About a dozen activists protested in Harlem Saturday to call attention to International Human Rights Day and to raise awareness about so-called political prisoners in this country.
“What’s the call? Free them all!” they chanted.
“Some of the worst victims of international human rights violations are the brothers and sisters that we call political prisoners in the United States,” said Benjamin Ramos Rosado, 39, coordinator for ProLibertad, the group that organized the event outside the Adam Clayton Powell State Office Building on West 125th Street. “In the past two years we’ve really let the holiday go by, so we decided to reclaim the holiday by doing you know, a small little action.” he said.
One subject of the protest was Mumia Abu Jamal, 62, a founding member of the Philadelphia chapter of the Black Panther Party, who is serving a life sentence after being convicted of the 1982 murder of a Philadelphia police officer. “Brick by brick, wall by wall, we’re going to free Mumia Abu Jamal,” chanted the activists.
“Mumia was framed for a murder he did not commit by racist police in Philadelphia,” said Rosado.
Orie Lumumba, who said he represented MOVE, a Philadelphia black liberation group, made the case that Mumia was a political prisoner. “Mumia was a journalist in Philadelphia who gained a reputation as the voice of the voiceless,” he said. “He spoke out against police brutality, against unemployment, against racism. As a journalist he was doing the job that journalist were supposed to do.”
In 1978, Mumia covered what Lumumba described as the “siege, kidnapping and framing of the MOVE organization,” adding that Mumia did not take sides in his coverage of the event but was made a target.
Many human rights advocacy groups have taken up Mumia’s case but he remains in prison. “We got to step it up and do our work out here,” Lumumba said. “We’re going to keep coming out here to bring our freedom fighters home. We keep educating the community, advocating, doing what we can and stuff.”
Rosado also talked about other inmates that he considers political prisoners, including Leonard Peltier, a native American activist who was convicted of killing two FBI agents; Oscar Lopez-Rivera, a Puerto Rican nationalist who is serving a 70-year federal prison term for a range of convictions, and Ana Belen Montes, a former U.S. government intelligence analyst who has pleaded guilty to spying for Cuba and is serving a 25-year prison term.
The speakers also said they wanted to call attention to health care in prison.
“Some prisoners are getting older a lot of them are very sick,” said Anne Lamb,61, co-chair of the New York City chapter of the Jericho Movement, an advocacy group focusing on inmates that they consider to be political prisoners. “This is really a matter of life and death.”
As an example, Lamb cited the case of Robert Seth Hayes, a black nationalist who was convicted of murdering a New York city police officer. She said Hayes has diabetes.

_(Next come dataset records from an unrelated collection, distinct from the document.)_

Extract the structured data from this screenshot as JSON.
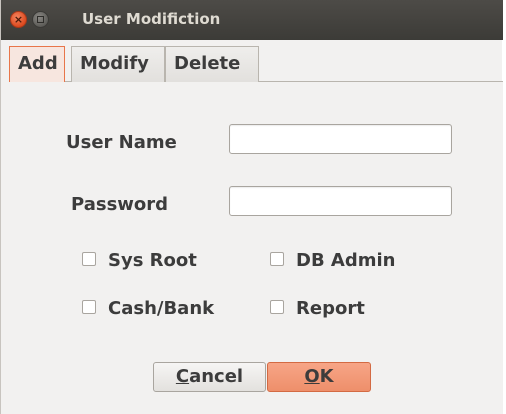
{
  "window": {
    "title": "User Modifiction"
  },
  "tabs": [
    {
      "label": "Add",
      "active": true
    },
    {
      "label": "Modify",
      "active": false
    },
    {
      "label": "Delete",
      "active": false
    }
  ],
  "form": {
    "username_label": "User Name",
    "username_value": "",
    "password_label": "Password",
    "password_value": "",
    "checkboxes": [
      {
        "label": "Sys Root",
        "checked": false
      },
      {
        "label": "DB Admin",
        "checked": false
      },
      {
        "label": "Cash/Bank",
        "checked": false
      },
      {
        "label": "Report",
        "checked": false
      }
    ]
  },
  "buttons": {
    "cancel_mnemonic": "C",
    "cancel_rest": "ancel",
    "ok_mnemonic": "O",
    "ok_rest": "K"
  },
  "colors": {
    "titlebar": "#3c3b37",
    "active_tab_border": "#e8764a",
    "ok_button": "#ee8f6b",
    "close_button": "#dc4a1f"
  },
  "icons": {
    "close": "close-icon",
    "minimize": "minimize-icon"
  }
}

As the event wrapped up, Rosado joked about the cold weather. “We can’t free them all, if we’re all in the hospital with pneumonia,” he said.
He reminded the others that 2018 will be the 20th anniversary of the Jericho March, a national march called in 1998 by Jalil Muntaqim, who activists consider to be a political prisoner. He is serving a term of 25 years to life after being convicted in the murder of two New York City police officers.
“We’re still here,” Rosado said. “We don’t want to be here. We would love for our brothers and sisters to all be out. We should celebrate the movement that has continued and denounce the fact that we have to have that movement.”